離れたそれに瞳を開ければ、綺麗に笑ったヒロがいる。
「お姫様、なんてガラじゃないんだけどね。
まあ、言うとするなら…。」
す、と目を細めて微笑む。
「お姫様を奪還する王子様、じゃない?」
冗談めかしてそう言い、ヒロの手から瓶底メガネを奪い返す。
それを装着して踵を返し、そのまま扉に手をかけた。
「…ヒロ、ありがとう。
必ず、奪い返すから。
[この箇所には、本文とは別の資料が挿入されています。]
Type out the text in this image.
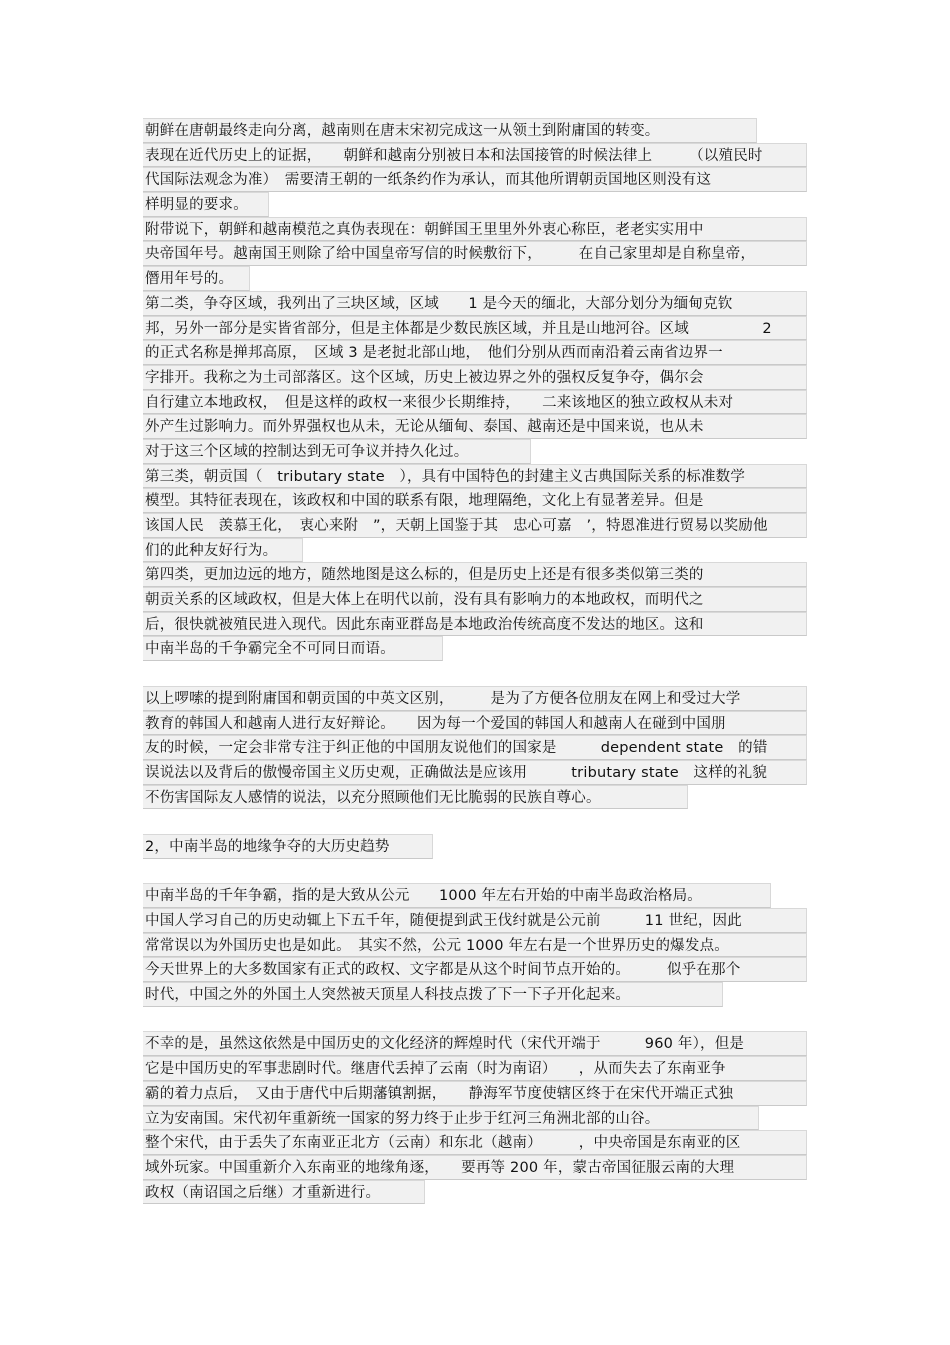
朝鲜在唐朝最终走向分离，越南则在唐末宋初完成这一从领土到附庸国的转变。
表现在近代历史上的证据，　　朝鲜和越南分别被日本和法国接管的时候法律上　　　（以殖民时
代国际法观念为准）　需要清王朝的一纸条约作为承认，而其他所谓朝贡国地区则没有这
样明显的要求。
附带说下，朝鲜和越南模范之真伪表现在：朝鲜国王里里外外衷心称臣，老老实实用中
央帝国年号。越南国王则除了给中国皇帝写信的时候敷衍下，　　　在自己家里却是自称皇帝，
僭用年号的。
第二类，争夺区域，我列出了三块区域，区域　　1 是今天的缅北，大部分划分为缅甸克钦
邦，另外一部分是实皆省部分，但是主体都是少数民族区域，并且是山地河谷。区域　　　　　2
的正式名称是掸邦高原，　区域 3 是老挝北部山地，　他们分别从西而南沿着云南省边界一
字排开。我称之为土司部落区。这个区域，历史上被边界之外的强权反复争夺，偶尔会
自行建立本地政权，　但是这样的政权一来很少长期维持，　　二来该地区的独立政权从未对
外产生过影响力。而外界强权也从未，无论从缅甸、泰国、越南还是中国来说，也从未
对于这三个区域的控制达到无可争议并持久化过。
第三类，朝贡国（　tributary state　），具有中国特色的封建主义古典国际关系的标准数学
模型。其特征表现在，该政权和中国的联系有限，地理隔绝，文化上有显著差异。但是
该国人民　羡慕王化，　衷心来附　”，天朝上国鉴于其　忠心可嘉　’，特恩准进行贸易以奖励他
们的此种友好行为。
第四类，更加边远的地方，随然地图是这么标的，但是历史上还是有很多类似第三类的
朝贡关系的区域政权，但是大体上在明代以前，没有具有影响力的本地政权，而明代之
后，很快就被殖民进入现代。因此东南亚群岛是本地政治传统高度不发达的地区。这和
中南半岛的千争霸完全不可同日而语。
以上啰嗦的提到附庸国和朝贡国的中英文区别，　　　是为了方便各位朋友在网上和受过大学
教育的韩国人和越南人进行友好辩论。　　因为每一个爱国的韩国人和越南人在碰到中国朋
友的时候，一定会非常专注于纠正他的中国朋友说他们的国家是　　　dependent state　的错
误说法以及背后的傲慢帝国主义历史观，正确做法是应该用　　　tributary state　这样的礼貌
不伤害国际友人感情的说法，以充分照顾他们无比脆弱的民族自尊心。
2，中南半岛的地缘争夺的大历史趋势
中南半岛的千年争霸，指的是大致从公元　　1000 年左右开始的中南半岛政治格局。
中国人学习自己的历史动辄上下五千年，随便提到武王伐纣就是公元前　　　11 世纪，因此
常常误以为外国历史也是如此。　其实不然，公元 1000 年左右是一个世界历史的爆发点。
今天世界上的大多数国家有正式的政权、文字都是从这个时间节点开始的。　　　似乎在那个
时代，中国之外的外国土人突然被天顶星人科技点拨了下一下子开化起来。
不幸的是，虽然这依然是中国历史的文化经济的辉煌时代（宋代开端于　　　960 年），但是
它是中国历史的军事悲剧时代。继唐代丢掉了云南（时为南诏）　　，从而失去了东南亚争
霸的着力点后，　又由于唐代中后期藩镇割据，　　静海军节度使辖区终于在宋代开端正式独
立为安南国。宋代初年重新统一国家的努力终于止步于红河三角洲北部的山谷。
整个宋代，由于丢失了东南亚正北方（云南）和东北（越南）　　　，中央帝国是东南亚的区
域外玩家。中国重新介入东南亚的地缘角逐，　　要再等 200 年，蒙古帝国征服云南的大理
政权（南诏国之后继）才重新进行。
」
振り向きざまにそう言って、部屋を出る。
閉まる扉の向こうに見えた、最後の映像は悲しそうなヒロの顔だった。
なぜあんなに悲しそうなのか、まったく理解ができない。
あ、なんかの番組見逃したとか?
…うむ、あいつならそれくらいであんな悲痛な顔しそうだ。
さて、と…。
また根暗で地味な“夢”にならなきゃな。
おずおずといったように小さな歩幅で入学式が行われる体育館へと向かう。
そろそろ開会式だというのに、廊下に群れている奴らはぎゃはは、と下品な笑いを響かせていた。
俯きながらその面子を横目で見ていく。
…たしか、あれは最近できた黒無とかいうグループの頭でその隣がそこの姫。
おそらく周囲もメンバーだろう。
視線を滑らせて別のグループを見る。
やっぱり、聞いたとおり暴走族が多いんだな。
しかもあたしの目的である族の傘下が多い。
まあ、三下には用はないわけだし奴らと同等の、同盟グループが少ないだけ面倒臭くはないか。
周囲を観察していると、すぐに体育館についた。
コソコソと中を覗き込むと、意外と人がいた。
まあ、もちろん大人しく座っている奴らなんかいないんだけど。